In 2019, Khadija Mohamed was among the first cohort of Narratio Fellows, participating in a program designed to help resettled refugee teens in Syracuse share their stories through writing and art.
Two years later, Mohamed became an artist-in-residence with the program, and now, the rising Syracuse University junior is a research assistant and co-designer of the curriculum for Write Out, a creative writing program for students across the city.
While Mohamed’s peer mentorship is largely the result of her own initiative, Brice Nordquist, director of the College of Arts and Sciences’ (A&S’) Engaged Humanities Network (EHN), hopes to turn that participation into the norm.
With an $18,350 grant from the Central New York Community Foundation, EHN wants to interconnect elements of three programs run in collaboration with the North Side Learning Center, both to increase participation and bolster mentorship and support for resettled refugee youth to pursue higher education.
EHN was founded by Nordquist in 2020, an outgrowth of his own community engagement since moving to Syracuse in 2013. It serves as an umbrella organization that seeds, supports, and connects teams of undergraduate and graduate students, faculty, and staff working on community-based arts and humanities projects with historically marginalized communities in Syracuse and Central New York.
The CNY Community Foundation grant will support the Narratio Fellowship, a year-long program for resettled high school and early college students; Write Out, an after school writing program for elementary and middle schoolers; and North Side Speech and Debate, an after school public speaking program for high school students.
“Each of these projects works with different age groups. The grant funding will help us build a structure to interconnect the projects in terms of the curriculum, collection of the student work, and the assessment of the programs,” says Nordquist, associate professor of writing and rhetoric and the Dean’s Professor of Community Engagement in A&S. “Our goal is to be able to move students through these enrichment programs from middle school all the way through early college so that they have sustained, coherent humanities and arts projects and experiences.”

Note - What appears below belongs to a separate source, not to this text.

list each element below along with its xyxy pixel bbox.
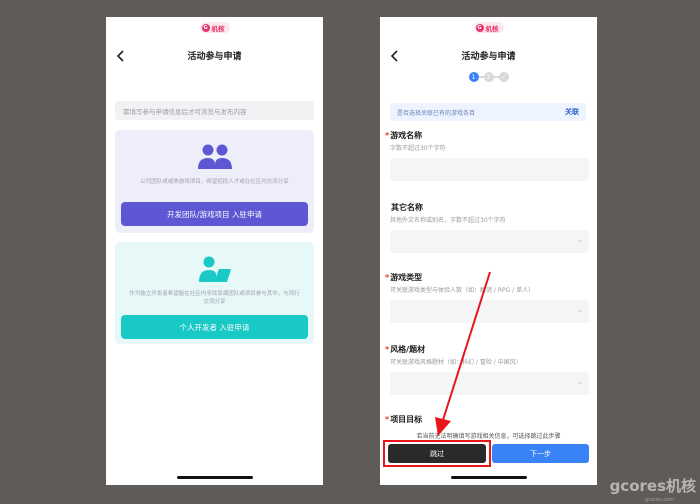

The grant supports a strategic planning retreat, which will inform the hiring of an educational consultant for assistance with curricular design to meet defined objectives. There are also funds earmarked for the creation of a digital portfolio to store and showcase student work. Nordquist says many older students have used creative work produced in these programs as the basis for college or scholarship applications. The proposed e-portfolio will store all of a student’s projects from their EHN programs for the duration of their participation—potentially from age 11 until their early 20s.
“The e-portfolio is a way of collecting their work, specifically intended so the student can use it for educational and professional opportunities beyond their time at North Side,” says Nordquist.
There are also funds to support peer mentorship. “That’s a big key to this,” he says. “This structure will create a process for program participants to cycle back as paid leaders, so that over time, these programs are sustained by the community itself, rather than being driven by Syracuse University representatives.”